Вскоре после этого дети пришли прощаться. Дети перецеловались со всеми, гувернеры и гувернантки раскланялись и вышли. Оставался один Десаль с своим воспитанником. Гувернер шопотом приглашал своего воспитанника итти вниз.

– Non, m-г Dessales, je demanderai à ma tante de rester,[141] отвечал также шопотом Николинька Болконский.

– Ma tante, позвольте мне остаться, – сказал Николинька, подходя к тетке. Лицо его выражало мольбу, волнение и восторг. Графиня Марья поглядела на него и обратилась к Пьеру.

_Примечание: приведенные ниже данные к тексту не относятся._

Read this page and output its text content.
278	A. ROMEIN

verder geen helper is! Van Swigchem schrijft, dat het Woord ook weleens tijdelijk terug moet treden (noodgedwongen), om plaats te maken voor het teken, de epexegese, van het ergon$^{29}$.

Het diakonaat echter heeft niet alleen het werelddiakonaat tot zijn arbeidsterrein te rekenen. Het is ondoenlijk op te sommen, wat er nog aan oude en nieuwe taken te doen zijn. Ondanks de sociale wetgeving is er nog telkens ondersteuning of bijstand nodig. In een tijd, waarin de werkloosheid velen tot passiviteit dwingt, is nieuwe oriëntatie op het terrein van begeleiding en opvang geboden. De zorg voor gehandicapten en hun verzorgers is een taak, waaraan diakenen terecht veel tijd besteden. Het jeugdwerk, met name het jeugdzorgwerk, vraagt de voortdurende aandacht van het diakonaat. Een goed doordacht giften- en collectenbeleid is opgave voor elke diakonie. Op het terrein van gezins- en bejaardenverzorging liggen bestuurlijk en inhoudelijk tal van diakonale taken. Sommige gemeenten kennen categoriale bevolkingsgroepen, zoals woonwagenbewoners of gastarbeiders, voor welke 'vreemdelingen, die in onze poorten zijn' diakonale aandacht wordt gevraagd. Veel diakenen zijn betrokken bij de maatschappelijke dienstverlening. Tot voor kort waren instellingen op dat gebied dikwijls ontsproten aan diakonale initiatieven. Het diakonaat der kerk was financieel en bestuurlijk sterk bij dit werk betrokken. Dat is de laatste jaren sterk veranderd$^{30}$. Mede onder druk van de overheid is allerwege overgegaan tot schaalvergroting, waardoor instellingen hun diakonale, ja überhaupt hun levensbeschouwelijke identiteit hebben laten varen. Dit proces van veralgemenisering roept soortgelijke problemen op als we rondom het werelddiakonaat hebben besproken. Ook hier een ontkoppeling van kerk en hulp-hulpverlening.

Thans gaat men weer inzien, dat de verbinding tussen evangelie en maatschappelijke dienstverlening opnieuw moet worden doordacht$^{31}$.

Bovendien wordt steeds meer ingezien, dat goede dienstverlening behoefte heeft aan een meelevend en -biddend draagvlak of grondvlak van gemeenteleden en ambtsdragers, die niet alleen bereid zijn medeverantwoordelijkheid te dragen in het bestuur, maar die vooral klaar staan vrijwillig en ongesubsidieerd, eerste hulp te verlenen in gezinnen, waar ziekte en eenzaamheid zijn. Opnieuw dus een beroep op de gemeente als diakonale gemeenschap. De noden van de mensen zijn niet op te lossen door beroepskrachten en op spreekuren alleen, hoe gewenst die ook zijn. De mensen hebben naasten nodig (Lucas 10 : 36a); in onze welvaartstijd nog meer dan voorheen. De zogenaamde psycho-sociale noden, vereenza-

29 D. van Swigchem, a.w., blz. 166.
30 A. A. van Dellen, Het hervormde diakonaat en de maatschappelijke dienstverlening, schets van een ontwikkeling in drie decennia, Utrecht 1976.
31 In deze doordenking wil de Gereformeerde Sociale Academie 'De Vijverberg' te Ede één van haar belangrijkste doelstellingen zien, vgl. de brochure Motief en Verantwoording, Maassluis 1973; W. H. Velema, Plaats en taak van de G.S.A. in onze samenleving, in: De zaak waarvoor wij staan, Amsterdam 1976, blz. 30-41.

– Когда вы тут, он оторваться не может,… – сказала она ему.

– Je vous le ramènerai tont-à-l’heure, m-r Dessales; bonsoir,[142] – сказал Пьер, подавая швейцарцу руку и, улыбаясь, обратился к Николиньке. – Мы совсем не видались с тобой. Мари, как он похож становится, – прибавил он обращаясь к графине Марье.

– На отца? – сказал мальчик, багрово вспыхнув и снизу вверх глядя на Пьера восхищенными, блестящими глазами. Пьер кивнул ему головой и продолжал прерванный детьми рассказ. Графиня Марья работала на руках по канве; Наташа, не спуская глаз, смотрела на мужа. Николай и Денисов вставали, спрашивали трубки, курили, брали чай у Сони, сидевшей уныло и упорно за самоваром, и расспрашивали Пьера. Кудрявый, болезненный мальчик, с своими блестящими глазами, сидел никем незамечаемый в уголку, и только поворачивая кудрявую голову на тонкой шее, выходившей из отложных воротничков, в ту сторону, где был Пьер, он изредка вздрагивал и что-то шептал сам с собою, видимо испытывая какое-то новое и сильное чувство.

Разговор вертелся на той современной сплетне из высшего управления, в которой большинство людей видит обыкновенно самый важный интерес внутренней политики. Денисов, недовольный правительством за свои неудачи по службе, с радостью узнавал все глупости, которые, по его мнению, делались теперь в Петербурге, и в сильных и резких выражениях делал свои замечания на слова Пьера.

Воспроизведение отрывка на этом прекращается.